Before the bell rang to change classes, one of my former English students asked me to help him prepare for a test in his health class. He wanted me to name the five food groups.
“Beef, pork, poultry, seafood and wild game,” I told him.
He was amazed at my quick response almost as much as he was by the response itself. English teachers are a wealth of information (and sarcasm).
“What about starches like rice and potatoes?” he asked. “What about bread? What about green vegetables?”
I told him those “things” only count as side dishes, then I said the best side dishes were those seasoned by, and therefore complementary to, the main dish — the meat. Among those “veggies” best able to support the centerpiece of any meal are greens.
Collards, mustards, turnips, kale, cabbage and a short list of other green, leafy vegetables are packed with vitamins and minerals and, when properly seasoned, they complement all entrées, from barbecue pork to roast beef to fried chicken.
According to WebMD.com, greens are fortified with vitamins A, C and K and minerals like iron and calcium.
I prefer spinach, broccoli, cabbage (coleslaw) and lettuce raw, although my wife makes a sort-of stir-fry cabbage dish that’s great with beef roast or beef short ribs.
Cooked greens, though, usually refers to collards, mustards and turnips. On New Year’s Day, millions of Southerners will celebrate the new year with a traditional meal that includes one of these three greens, along with black-eyed peas that are meant to bring you good luck throughout the year. Greens, appropriately, are meant to ensure financial success.

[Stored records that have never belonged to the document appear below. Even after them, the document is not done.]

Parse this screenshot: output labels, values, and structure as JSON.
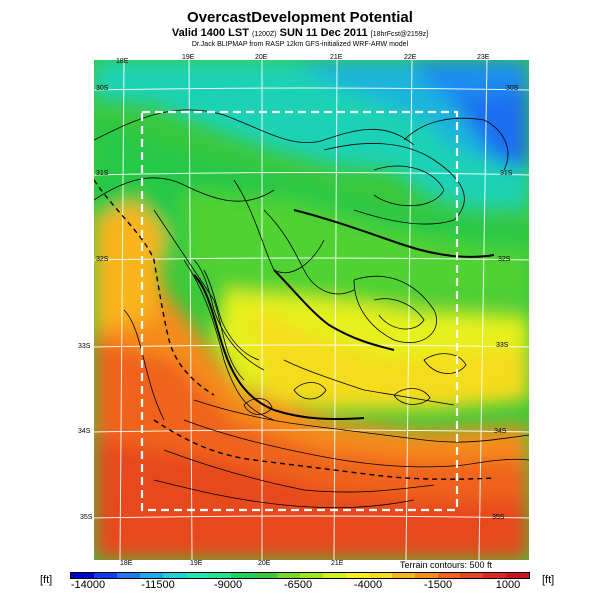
{
  "header": {
    "title": "OvercastDevelopment Potential",
    "valid_main": "Valid 1400 LST",
    "valid_small": "(1200Z)",
    "valid_date": "SUN 11 Dec 2011",
    "valid_tail": "[18hrFcst@2159z]",
    "credit": "Dr.Jack BLIPMAP from RASP 12km GFS-initialized WRF-ARW model"
  },
  "map": {
    "lon_top": [
      "18E",
      "19E",
      "20E",
      "21E",
      "22E",
      "23E"
    ],
    "lon_bottom": [
      "18E",
      "19E",
      "20E",
      "21E"
    ],
    "lat_left": [
      "30S",
      "31S",
      "32S",
      "33S",
      "34S",
      "35S"
    ],
    "lat_right": [
      "30S",
      "31S",
      "32S",
      "33S",
      "34S",
      "35S"
    ],
    "terrain_note": "Terrain contours: 500 ft"
  },
  "colorbar": {
    "unit_left": "[ft]",
    "unit_right": "[ft]",
    "ticks": [
      "-14000",
      "-11500",
      "-9000",
      "-6500",
      "-4000",
      "-1500",
      "1000"
    ],
    "colors": [
      "#0000c8",
      "#0a3cf0",
      "#1e78f0",
      "#1eaaf0",
      "#1ed2dc",
      "#1ee6b4",
      "#1ee68c",
      "#1ed25a",
      "#3cc83c",
      "#6edc28",
      "#a0e61e",
      "#d2f01e",
      "#f5f01e",
      "#fadc1e",
      "#fab41e",
      "#f58c1e",
      "#f0641e",
      "#e6461e",
      "#dc281e",
      "#c8141e"
    ]
  }
}
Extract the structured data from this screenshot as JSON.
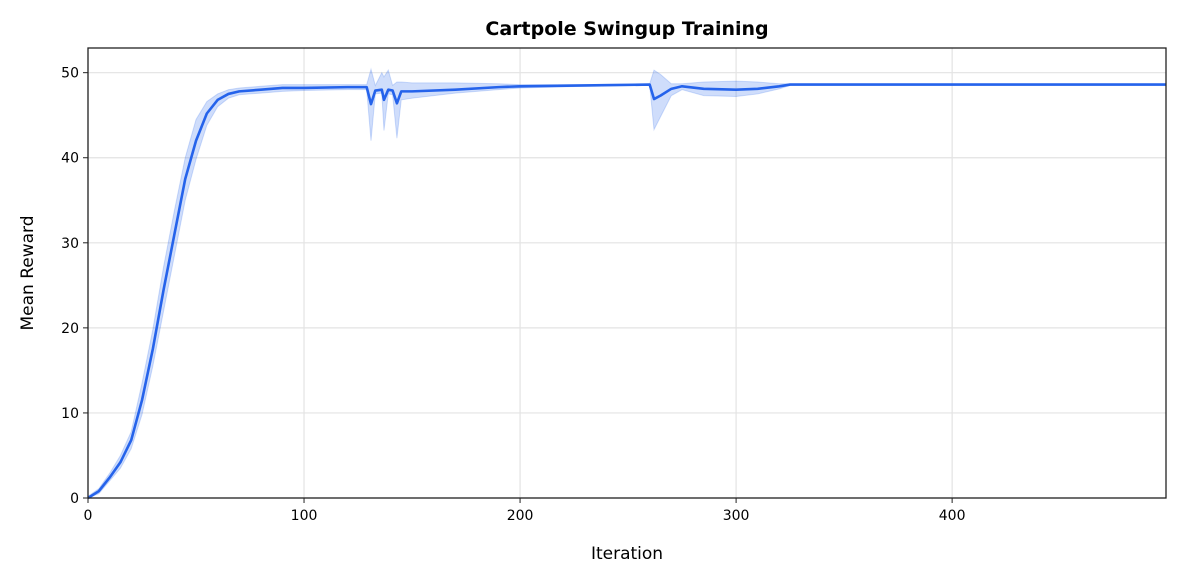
{
  "chart_data": {
    "type": "line",
    "title": "Cartpole Swingup Training",
    "xlabel": "Iteration",
    "ylabel": "Mean Reward",
    "xlim": [
      0,
      499
    ],
    "ylim": [
      0,
      52.9
    ],
    "xticks": [
      0,
      100,
      200,
      300,
      400
    ],
    "yticks": [
      0,
      10,
      20,
      30,
      40,
      50
    ],
    "grid": true,
    "colors": {
      "line": "#2563eb",
      "band": "#2563eb"
    },
    "series": [
      {
        "name": "Mean Reward",
        "x": [
          0,
          5,
          10,
          15,
          20,
          25,
          30,
          35,
          40,
          45,
          50,
          55,
          60,
          65,
          70,
          80,
          90,
          100,
          120,
          129,
          131,
          133,
          136,
          137,
          139,
          141,
          143,
          145,
          150,
          170,
          190,
          200,
          230,
          260,
          262,
          265,
          270,
          275,
          285,
          300,
          310,
          320,
          325,
          380,
          420,
          460,
          470,
          499
        ],
        "mean": [
          0,
          0.8,
          2.4,
          4.2,
          6.8,
          11.5,
          17.5,
          24.5,
          31,
          37.5,
          42,
          45.2,
          46.8,
          47.5,
          47.8,
          48.0,
          48.2,
          48.2,
          48.3,
          48.3,
          46.3,
          47.9,
          48.0,
          46.8,
          48.0,
          47.9,
          46.4,
          47.8,
          47.8,
          48.0,
          48.3,
          48.4,
          48.5,
          48.6,
          46.9,
          47.3,
          48.1,
          48.4,
          48.1,
          48.0,
          48.1,
          48.4,
          48.6,
          48.6,
          48.6,
          48.6,
          48.6,
          48.6
        ],
        "lower": [
          0,
          0.5,
          2.0,
          3.5,
          5.8,
          9.8,
          15.5,
          22.0,
          28.5,
          35.0,
          39.8,
          43.8,
          46.0,
          47.0,
          47.4,
          47.6,
          47.8,
          47.9,
          48.0,
          48.0,
          42.0,
          47.5,
          47.6,
          43.2,
          47.5,
          47.4,
          42.3,
          46.8,
          47.0,
          47.6,
          48.0,
          48.2,
          48.4,
          48.5,
          43.3,
          44.8,
          47.3,
          48.0,
          47.3,
          47.2,
          47.5,
          48.1,
          48.5,
          48.5,
          48.5,
          48.5,
          48.5,
          48.5
        ],
        "upper": [
          0.2,
          1.1,
          2.9,
          5.0,
          7.8,
          13.5,
          19.8,
          27.2,
          33.8,
          40.0,
          44.5,
          46.6,
          47.5,
          48.0,
          48.2,
          48.4,
          48.6,
          48.6,
          48.6,
          48.6,
          50.4,
          48.5,
          50.0,
          49.5,
          50.3,
          48.5,
          48.9,
          48.9,
          48.8,
          48.8,
          48.7,
          48.6,
          48.6,
          48.7,
          50.3,
          49.8,
          48.7,
          48.7,
          48.9,
          49.0,
          48.9,
          48.7,
          48.7,
          48.7,
          48.7,
          48.7,
          48.7,
          48.7
        ]
      }
    ]
  }
}
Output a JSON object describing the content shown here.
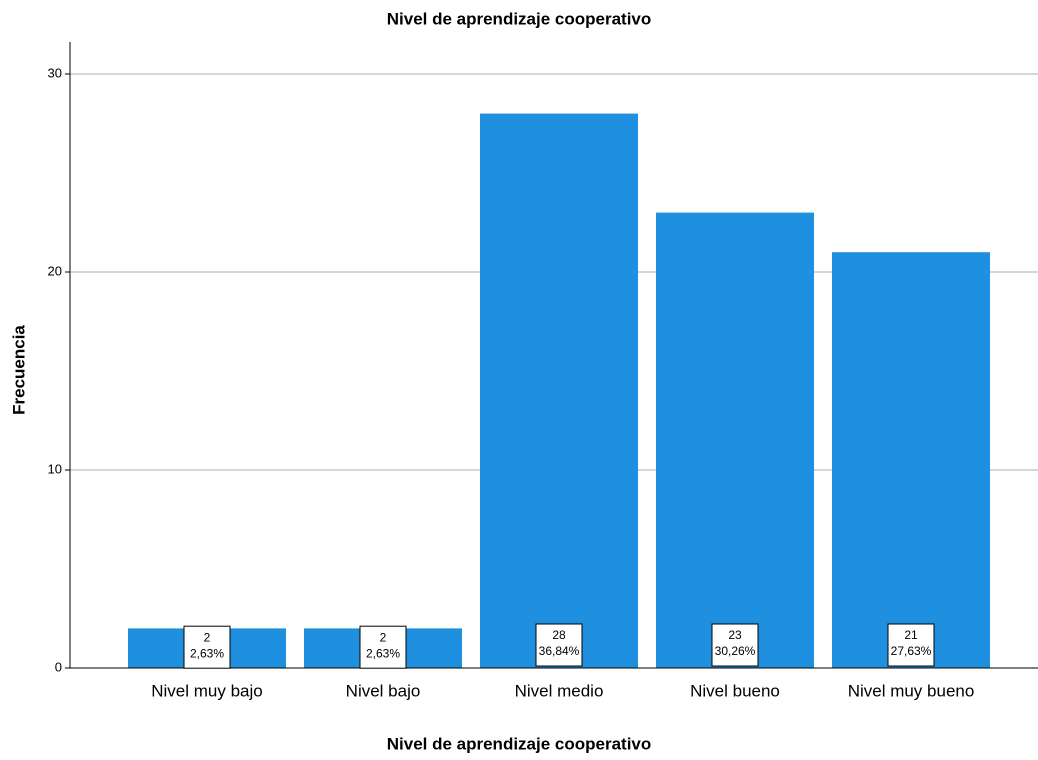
{
  "chart_data": {
    "type": "bar",
    "title": "Nivel de aprendizaje cooperativo",
    "x_label": "Nivel de aprendizaje cooperativo",
    "y_label": "Frecuencia",
    "categories": [
      "Nivel muy bajo",
      "Nivel bajo",
      "Nivel medio",
      "Nivel bueno",
      "Nivel muy bueno"
    ],
    "values": [
      2,
      2,
      28,
      23,
      21
    ],
    "percentages": [
      2.63,
      2.63,
      36.84,
      30.26,
      27.63
    ],
    "percentage_labels": [
      "2,63%",
      "2,63%",
      "36,84%",
      "30,26%",
      "27,63%"
    ],
    "color": "#1f8fe0",
    "ylim": [
      0,
      30
    ],
    "yticks": [
      0,
      10,
      20,
      30
    ],
    "grid": true
  }
}
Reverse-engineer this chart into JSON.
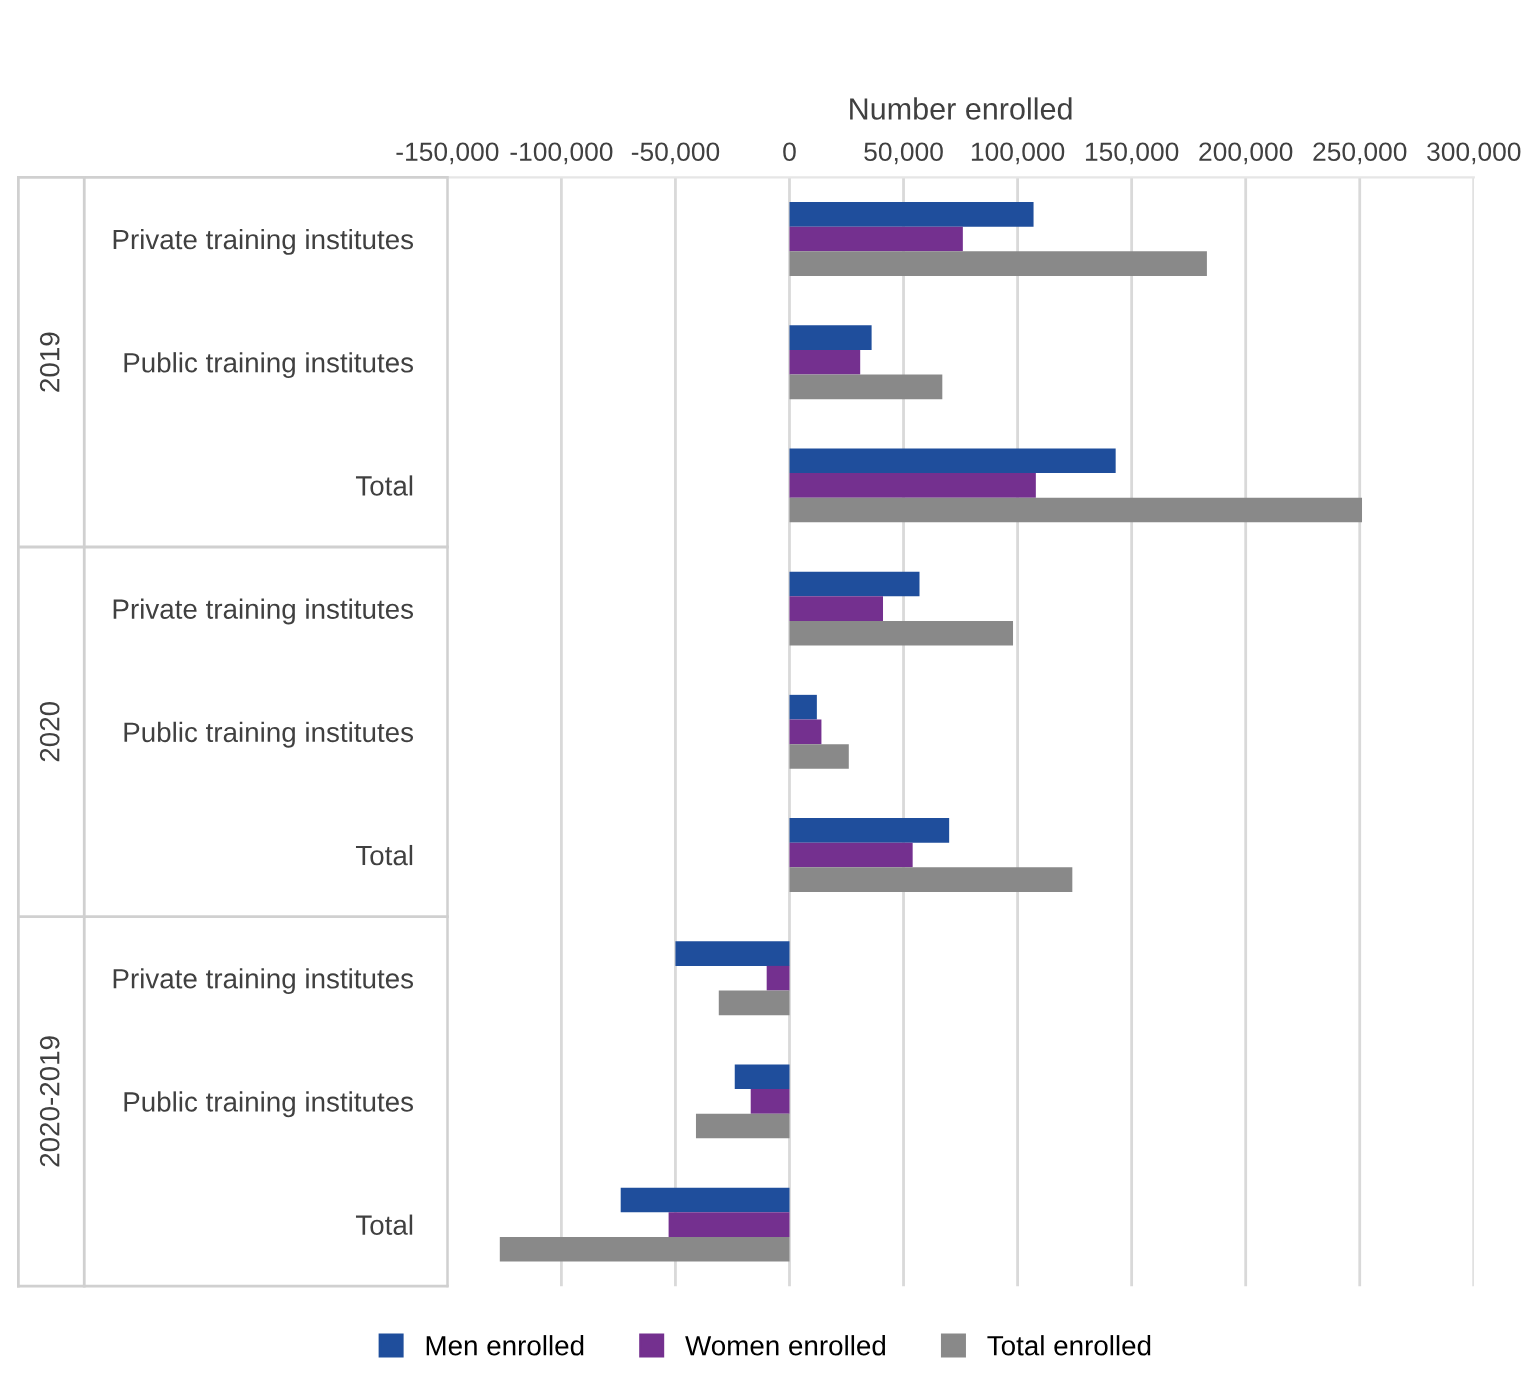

Some folks still enjoy the “pot liquor,” that dark-green liquid in the bottom of the pot that old folks said was “good for whatever ails ya.” Whether it improves your prospects for the next 365 days is doubtful, but it will help keep you “regular” for a few days.
Greens are not seasoned the same way. The best collard recipes I’ve found include chunks of smoked ham or pork shoulder or a couple of ham hocks. These are washed thoroughly and then boiled for up to an hour before adding the collards, which themselves must be thoroughly washed. It’s also a good idea to remove the larger stems.
While the ham hocks are cooking, add salt and pepper and either a teaspoon of red pepper flakes or a tablespoon of hot sauce. Some folks also add a tablespoon of sugar.
Add the greens to the pot and more water, or a can or two of chicken broth as needed, and then allow the greens to cook for about an hour.
My mama always cooks her mustards with turnip greens, usually a pound of each. This mixture goes back to her growing up in South Georgia during the Great Depression. My grandmama was widowed after my mama — the youngest of 11 children — was born. Being a widow, my grandmama was allowed to glean leftover vegetables from farmers’ fields. To get enough greens to serve 11 kids, she took what she could get, which led to my mother, and now me, mixing mustards and turnips.
This mixture of mustards and turnips is seasoned with pork neck bones.
Because they’re not cooked, you boil them for over an hour in a large pot, adding only salt and pepper. When the meat starts falling off the bone, strain out and remove the bones, then add the washed greens to the pot and cook for 45-60 minutes.
You don’t have to travel to Paula Deen’s in Savannah for a good “mess ‘o greens.” We have Izola’s Country Cafe, Southern BBQ and Ida Mae’s BBQ in the Hinesville area.
A little further south on U.S. 84, Sybil’s Family Restaurant in Jesup has some of the best greens you can find six days out of seven.